3

In Genius Season 1 Episode 1 at 9:00, Young Albert Einstein defies his teacher by solving the equation on board and states

Natural log of constant multiplied by x equals natural log of one plus v squared. And since v equals y over x. That gives us the final function: x squared plus y squared minus c x cubed equals zero.

What is he talking about?

P.S.

The question was asked first on Movies/TV stackexchange but it was suggested from the members that the question would fare well on maths stackexchange. However if someone considers this question unsuitable for the stackexchange let me know.

Edit:

I am perfectly aware what does the context translates into. What I am asking is whether the equation is known for something.
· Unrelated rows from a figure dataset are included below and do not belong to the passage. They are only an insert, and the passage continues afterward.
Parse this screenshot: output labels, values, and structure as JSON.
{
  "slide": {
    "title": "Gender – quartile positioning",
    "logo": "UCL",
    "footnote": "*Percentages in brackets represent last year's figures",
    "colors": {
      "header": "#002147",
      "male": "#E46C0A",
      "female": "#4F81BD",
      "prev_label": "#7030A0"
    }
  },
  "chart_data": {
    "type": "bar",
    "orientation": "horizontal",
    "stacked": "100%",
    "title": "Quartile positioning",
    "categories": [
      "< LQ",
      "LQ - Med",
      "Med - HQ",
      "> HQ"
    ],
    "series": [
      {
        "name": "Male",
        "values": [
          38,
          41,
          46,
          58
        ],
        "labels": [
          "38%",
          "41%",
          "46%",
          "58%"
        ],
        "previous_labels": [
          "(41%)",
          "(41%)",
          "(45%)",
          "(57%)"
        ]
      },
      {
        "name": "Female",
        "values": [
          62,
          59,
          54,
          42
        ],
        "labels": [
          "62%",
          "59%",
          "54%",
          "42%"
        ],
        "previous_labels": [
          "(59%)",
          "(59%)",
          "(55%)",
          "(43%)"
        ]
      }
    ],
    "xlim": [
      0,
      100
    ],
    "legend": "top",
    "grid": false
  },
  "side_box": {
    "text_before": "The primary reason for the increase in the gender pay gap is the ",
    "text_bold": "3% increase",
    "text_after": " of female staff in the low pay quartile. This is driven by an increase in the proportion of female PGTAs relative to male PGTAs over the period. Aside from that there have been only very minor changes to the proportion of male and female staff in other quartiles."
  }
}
Like "$c^2=a^2+b^2$" instantly make us recall of "Pythagoras Theorem". In the same sense, does the provided context above hold any significant meaning?

mathnoob123
  • 1,373
  • 4
    $\log(cx) = \log(1+v^2)$ and $v = \frac{y}{x}$ implies $x^2+y^2 - cx^3 = 0$. I think the PD of that episode doesn't know any genius in real life, there is nothing special about this. – achille hui Jun 03 '17 at 21:47
  • Please see the edit. – mathnoob123 Jun 03 '17 at 21:49
  • 2
    I doubt there is any special meaning in that sentence. Most PD/script writer in TV series/movies doesn't really know math/science enough to generate any sensible math/science quotes. Up to what I heard, the people from "big bang theory" may be an exception. If you want to look for something meaningful, try that instead. – achille hui Jun 03 '17 at 21:57
  • Tv and movies are making a point to be more accurate. And they are getting better. But they don't seem to get what is significant or not. This equation and solution is perfectly true and makes perfect sense but it isn't particularly hard or interesting. Hard to understand why this would be "defying" the teacher. There's no indication in what context the equation arose. – fleablood Jun 04 '17 at 00:11

2 Answers2

4

What's described is simple algebra.

Natural log of constant multiplied by x equals natural log of one plus v squared.

So$$\ln(cx)=\ln(1+v^2).$$

And since v equals y over x.

So$$\ln(cx)=\ln\left(1+\left(\frac{y}{x}\right)^2\right).\qquad(1)$$

That gives us the final function: x squared plus y squared minus c x cubed equals zero.

So$$x^2+y^2-cx^3=0,\qquad(2)$$which comes from exponentiating both sides of (1):$$cx=1+\left(\frac{y}{x}\right)^2,$$multiplying both sides by $x^2$:$$cx^3=x^2+y^2,$$and subtracting $cx^3$ from both sides, which gives (2).


Equation (2) looks like (but is not) the spacetime interval invariant:

$$s^2 = −c^2t^2 + x^2 + y^2 + z^2.$$

Geremia
  • 2,405
2

The equations related to the text seem to be:

$$\log(cx)=\log(1+v^2)\tag{1}$$

$$v=\frac{y}{x}\tag{2}$$

$$cx=1+\left(\frac{y}{x}\right)^2\tag{3}$$

$$cx^3=x^2+y^2\tag{4}$$

$$x^2+y^2-cx^3=0\tag{5}$$

Equations $(3)$ and $(4)$ are possible intermediate steps not mentioned.